Torba’ da yok yok. Demokrasi, özgürlük, insanca yaşam falan beklemeyin bunlar yok. Zaten torba değil çorba.

*İş güvenliği yok! Gidip OSTİM’ deki işçiler gibi can vereceksiniz.

*İş sağlığı yok! Çalışacaksınız, üreteceksiniz kullanılmaz hale gelince bir köşeye atılacaksınız.

*Demokratik haklar yok! Öyle örgütlenip haklarınızı savunmak isterseniz avucunuzu yalamakla kalmayıp bir de dayak yersiniz.

*İnsanca yaşamak yok! Nefes aldığınıza şükredeceksiniz. İktidar makarna verirse yiyecekseniz, vermezse öleceksiniz.

*Gençlerin geleceği yok! Zaten çoğu işsiz olan gençlerin bir kısmına emekleri karşısında 3-5 kuruş veriyorlardı artık onu da ellerinden alacaklar.

*Danışmak yok! Emekçileri ilgilendiren kanunlarda emekçilerin görüşlerini almak yok.

*Polis devleti var! Ağzınızı açtığınızda copu yiyeceksiniz.

*Sürgün var! Patronlarınızın elini ayağını öpmezseniz sürüleceksiniz.

*Patronlara destek var! Patronların işçileri sömürmeleri daha da artacak.

*Taşeronlaştırma var! Öyle kadro almayı falan beklemeyin, taşeron firmalara bel bağlanıyor.

*İşsizlik Fonu’nun gaspi var! Resmi 3 milyon işsize karşın, sadece 170 bin kişinin faydalanabildiği İşsizlik Fonu’nun prim gelirlerinin yarısının, taşeron firmalara, Özel İstihdam Bürolarına aktarılmasının yolu açılacak.

*İşsizlik Fonu’ nun patronların lehine kullanılması var! Kriz döneminde, şirketler krizdeyiz diyerek işçi ücretlerini İşsizlik Fonu’ndan aldı. Şimdi bu uygulama sadece genel kriz koşullarında olmayacak, şirket her dara düştüğünde ücretsiz izinler, kısa çalışma ödeneği devreye girecek. Bu uygulamanın olduğu işyerlerinde işten çıkartmalar kolaylaşacak.

2009 yılında yoksulluk oranı yüzde 17.11’den yüzde 18.08’e yükselmiş yani 814 bin artış olmuştur.

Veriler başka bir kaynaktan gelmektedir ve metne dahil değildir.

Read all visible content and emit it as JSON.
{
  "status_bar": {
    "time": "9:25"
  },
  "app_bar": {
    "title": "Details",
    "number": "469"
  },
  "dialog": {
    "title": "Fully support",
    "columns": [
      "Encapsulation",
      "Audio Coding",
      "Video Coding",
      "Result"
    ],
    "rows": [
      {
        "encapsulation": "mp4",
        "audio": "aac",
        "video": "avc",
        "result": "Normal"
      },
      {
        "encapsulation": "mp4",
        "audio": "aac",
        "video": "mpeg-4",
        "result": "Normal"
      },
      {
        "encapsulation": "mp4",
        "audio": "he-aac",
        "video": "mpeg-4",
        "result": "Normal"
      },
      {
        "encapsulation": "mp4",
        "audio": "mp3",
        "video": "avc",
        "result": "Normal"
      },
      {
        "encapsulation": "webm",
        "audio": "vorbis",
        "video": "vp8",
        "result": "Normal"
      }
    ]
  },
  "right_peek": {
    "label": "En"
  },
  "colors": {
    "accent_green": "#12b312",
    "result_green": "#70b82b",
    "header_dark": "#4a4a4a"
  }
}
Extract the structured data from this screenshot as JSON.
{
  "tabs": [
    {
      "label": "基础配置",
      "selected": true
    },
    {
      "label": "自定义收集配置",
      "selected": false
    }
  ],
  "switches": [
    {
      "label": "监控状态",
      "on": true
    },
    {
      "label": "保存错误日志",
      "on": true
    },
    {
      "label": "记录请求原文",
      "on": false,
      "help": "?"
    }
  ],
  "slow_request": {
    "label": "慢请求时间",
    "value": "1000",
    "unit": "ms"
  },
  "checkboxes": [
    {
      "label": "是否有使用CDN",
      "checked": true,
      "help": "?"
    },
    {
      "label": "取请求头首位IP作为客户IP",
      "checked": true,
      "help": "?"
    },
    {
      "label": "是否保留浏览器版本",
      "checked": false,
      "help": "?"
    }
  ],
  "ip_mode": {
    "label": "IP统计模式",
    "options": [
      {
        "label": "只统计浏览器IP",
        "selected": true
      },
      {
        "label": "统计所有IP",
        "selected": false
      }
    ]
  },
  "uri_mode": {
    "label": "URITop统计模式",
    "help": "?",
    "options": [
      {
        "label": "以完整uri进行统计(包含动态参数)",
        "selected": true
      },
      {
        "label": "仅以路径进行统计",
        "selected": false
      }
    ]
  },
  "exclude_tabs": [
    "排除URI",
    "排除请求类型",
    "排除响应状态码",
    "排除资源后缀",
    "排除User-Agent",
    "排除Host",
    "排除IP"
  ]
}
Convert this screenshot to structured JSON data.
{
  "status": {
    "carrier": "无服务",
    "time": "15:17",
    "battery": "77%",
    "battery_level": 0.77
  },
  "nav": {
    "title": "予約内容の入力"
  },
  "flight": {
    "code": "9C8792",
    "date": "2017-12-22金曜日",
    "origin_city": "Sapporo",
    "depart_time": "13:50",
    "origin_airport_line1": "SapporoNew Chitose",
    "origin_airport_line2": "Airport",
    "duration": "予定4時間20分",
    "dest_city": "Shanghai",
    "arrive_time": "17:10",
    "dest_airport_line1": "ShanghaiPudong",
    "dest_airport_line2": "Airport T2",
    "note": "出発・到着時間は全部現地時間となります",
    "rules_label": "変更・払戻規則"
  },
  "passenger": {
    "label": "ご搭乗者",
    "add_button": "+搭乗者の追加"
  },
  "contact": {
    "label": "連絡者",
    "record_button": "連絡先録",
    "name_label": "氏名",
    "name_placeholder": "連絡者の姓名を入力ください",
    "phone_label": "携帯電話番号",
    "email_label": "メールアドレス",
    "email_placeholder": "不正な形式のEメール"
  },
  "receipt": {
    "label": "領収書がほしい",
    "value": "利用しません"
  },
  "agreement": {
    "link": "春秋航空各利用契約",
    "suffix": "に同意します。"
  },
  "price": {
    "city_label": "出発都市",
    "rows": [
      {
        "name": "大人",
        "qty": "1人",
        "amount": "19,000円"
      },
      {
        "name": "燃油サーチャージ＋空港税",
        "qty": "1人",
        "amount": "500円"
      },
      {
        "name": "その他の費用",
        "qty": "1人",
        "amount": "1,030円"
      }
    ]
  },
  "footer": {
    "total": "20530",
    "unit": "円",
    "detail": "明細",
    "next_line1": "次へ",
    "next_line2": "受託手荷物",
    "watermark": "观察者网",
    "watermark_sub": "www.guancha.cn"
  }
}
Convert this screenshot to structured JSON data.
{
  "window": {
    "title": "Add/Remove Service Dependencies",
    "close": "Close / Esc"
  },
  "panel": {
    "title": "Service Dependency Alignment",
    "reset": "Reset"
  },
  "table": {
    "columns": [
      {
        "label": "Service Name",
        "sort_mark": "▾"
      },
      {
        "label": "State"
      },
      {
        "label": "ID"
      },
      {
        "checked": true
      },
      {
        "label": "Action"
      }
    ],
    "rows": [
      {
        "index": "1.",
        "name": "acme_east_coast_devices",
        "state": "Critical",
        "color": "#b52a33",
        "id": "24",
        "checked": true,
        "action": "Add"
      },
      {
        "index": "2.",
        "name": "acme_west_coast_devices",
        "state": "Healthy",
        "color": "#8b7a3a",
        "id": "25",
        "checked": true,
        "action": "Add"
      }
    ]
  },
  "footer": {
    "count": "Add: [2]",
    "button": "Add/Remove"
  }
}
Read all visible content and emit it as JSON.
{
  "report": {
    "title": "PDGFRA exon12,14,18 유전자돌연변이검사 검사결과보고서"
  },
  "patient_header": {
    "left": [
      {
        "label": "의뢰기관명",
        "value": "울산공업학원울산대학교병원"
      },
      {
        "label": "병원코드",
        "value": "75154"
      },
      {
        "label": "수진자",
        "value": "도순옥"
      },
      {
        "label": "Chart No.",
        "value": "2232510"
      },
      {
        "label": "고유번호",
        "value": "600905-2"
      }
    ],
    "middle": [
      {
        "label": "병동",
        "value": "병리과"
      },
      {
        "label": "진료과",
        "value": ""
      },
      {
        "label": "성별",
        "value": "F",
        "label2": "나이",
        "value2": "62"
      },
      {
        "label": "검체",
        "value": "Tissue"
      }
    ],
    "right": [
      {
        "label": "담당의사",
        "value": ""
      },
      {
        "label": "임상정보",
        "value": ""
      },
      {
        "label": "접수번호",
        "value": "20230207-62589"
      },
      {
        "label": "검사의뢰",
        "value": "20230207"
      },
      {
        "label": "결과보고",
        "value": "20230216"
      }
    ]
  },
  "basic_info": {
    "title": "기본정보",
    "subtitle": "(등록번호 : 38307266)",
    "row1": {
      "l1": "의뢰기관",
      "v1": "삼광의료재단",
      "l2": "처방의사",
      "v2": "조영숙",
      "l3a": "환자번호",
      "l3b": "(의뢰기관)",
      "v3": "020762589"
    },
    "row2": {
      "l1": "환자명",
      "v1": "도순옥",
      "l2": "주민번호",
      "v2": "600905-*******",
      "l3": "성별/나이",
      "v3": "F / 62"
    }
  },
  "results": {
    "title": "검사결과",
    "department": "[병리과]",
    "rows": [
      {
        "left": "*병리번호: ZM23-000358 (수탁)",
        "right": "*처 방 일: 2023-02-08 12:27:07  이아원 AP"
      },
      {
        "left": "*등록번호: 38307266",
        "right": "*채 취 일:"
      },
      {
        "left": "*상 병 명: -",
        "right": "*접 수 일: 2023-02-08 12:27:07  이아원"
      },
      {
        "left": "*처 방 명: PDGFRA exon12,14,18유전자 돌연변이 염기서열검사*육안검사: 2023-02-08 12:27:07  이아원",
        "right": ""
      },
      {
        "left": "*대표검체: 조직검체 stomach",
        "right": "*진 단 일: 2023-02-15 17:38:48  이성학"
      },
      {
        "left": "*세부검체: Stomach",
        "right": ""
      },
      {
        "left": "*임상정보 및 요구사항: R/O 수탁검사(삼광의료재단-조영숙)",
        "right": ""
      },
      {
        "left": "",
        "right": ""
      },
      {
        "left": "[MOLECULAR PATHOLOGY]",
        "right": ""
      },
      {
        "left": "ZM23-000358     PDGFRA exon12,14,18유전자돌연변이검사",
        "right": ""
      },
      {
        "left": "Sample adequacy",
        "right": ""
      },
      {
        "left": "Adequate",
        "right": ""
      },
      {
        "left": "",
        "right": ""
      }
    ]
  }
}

Nufüsün yüzde 15’i açlık sınırının, yüzde 75’i ise yoksulluk sınırının altında yaşamaktadır.

Hani kriz hamd olsun teğet geçmişti?

Erdoğan, ülkemizin gördüğü en büyük demagoglardan bir tanesidir.

Evet, emekçilerin TBMM’ ye gidip demokratik tepki ve taleplerinin dile getirilmesi engellendi. Çünkü emekçilerin copu, gazıi tazyikli suyu yoktu.

Güneş tarihte olduğu gibi bugün de balçıkla sıvanamaz. Baskı, şiddet ve cebire dayanan hiçbir şato tarihte de sağlam kalmamıştır, bugün de kalmayacaktır. Demokrasiye tahammülsüzlüğün Tunus’taki, Mısır’daki sonuçlarını bütün çıplaklığıyla görüyoruz. Kurulan saltanatların polisiye baskılarla korunamayacağı açıktır.